When production resumed, however, water rate again started increasing dangerously. The operator then went into a period of adjusting the lower inflow control valve position to find optimum gas production at an acceptable water rate. In this manner, by providing early warnings of water produced, the wet gas meters helped the operator save three wells from water breakthrough.

Brownfield well testing

In brownfields, multiphase meters can be the means to bolster well testing in environments characterized by the complex interdependencies at work amongst aging and new technologies.

With many brownfields having limited well-testing capabilities — often lacking test separators and, on platforms, also lacking test lines — installing multiphase meters on wellhead platforms can make well testing easier and more frequent. In doing so, however, as with any technology upgrade, it is important to minimize cost and the disruption of operations.

Roxar installed its multiphase meters for a leading Middle East oil and gas operator in a mature offshore field discovered in the early 1960s. Having significant oil reserves, the well peaked at 50,000 b/d of oil in the early 1970s but has since declined. Only 50% of producing wells were tested each month, with oil being regularly lost due to the shut-in of wells while other wells are being tested.

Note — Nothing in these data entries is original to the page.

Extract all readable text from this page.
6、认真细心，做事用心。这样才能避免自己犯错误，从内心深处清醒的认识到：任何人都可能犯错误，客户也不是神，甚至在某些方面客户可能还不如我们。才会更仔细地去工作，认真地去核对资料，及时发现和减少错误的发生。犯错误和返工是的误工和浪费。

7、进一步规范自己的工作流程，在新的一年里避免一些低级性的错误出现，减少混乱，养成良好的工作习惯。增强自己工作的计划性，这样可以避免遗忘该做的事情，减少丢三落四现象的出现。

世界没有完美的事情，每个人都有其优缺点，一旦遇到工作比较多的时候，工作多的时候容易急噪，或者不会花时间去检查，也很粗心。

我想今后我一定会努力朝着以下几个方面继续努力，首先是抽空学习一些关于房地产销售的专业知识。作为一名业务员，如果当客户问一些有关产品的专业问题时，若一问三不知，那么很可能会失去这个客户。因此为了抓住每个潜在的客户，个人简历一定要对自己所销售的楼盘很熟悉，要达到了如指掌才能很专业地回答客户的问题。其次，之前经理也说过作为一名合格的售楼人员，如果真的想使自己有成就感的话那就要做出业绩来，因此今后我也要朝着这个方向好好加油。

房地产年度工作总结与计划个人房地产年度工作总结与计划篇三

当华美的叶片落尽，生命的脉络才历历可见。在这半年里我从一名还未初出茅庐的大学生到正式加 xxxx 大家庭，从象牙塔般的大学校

The multiphase meters were installed on wellhead platforms, each servicing as many as nine wells. The average number of well tests taken per month subsequently increased from 50 to 120, with the amount of lost oil due to well testing reduced from 12,000 bbl to less than 50 bbl per month. Today, the operator has successfully reversed nearly 25 years of steadily declining production.

Where next for multiphase?

Multiphase meters have the potential to significantly impact oilfield production optimization and reservoir management.

As the examples in the GoM and offshore Egypt demonstrate, multiphase and wet gas metering, as an alternative to traditional well testing, already plays a significant role in flow assurance.

When integrated with gauges and other intelligent devices such as pressure and temperature transmitters, the multiphase meter can be a critical component in measuring flow and production rates, thereby supporting better real-time decision-making. Determining choke settings and artificial lift parameters, for example, can be made based on the maximum amount of information.

Additional chapters in the story of multiphase meters remain to be written as their use evolves and their full potential for optimizing reservoir monitoring, flow assurance calculations, production output, and reservoir engineering analysis becomes clear.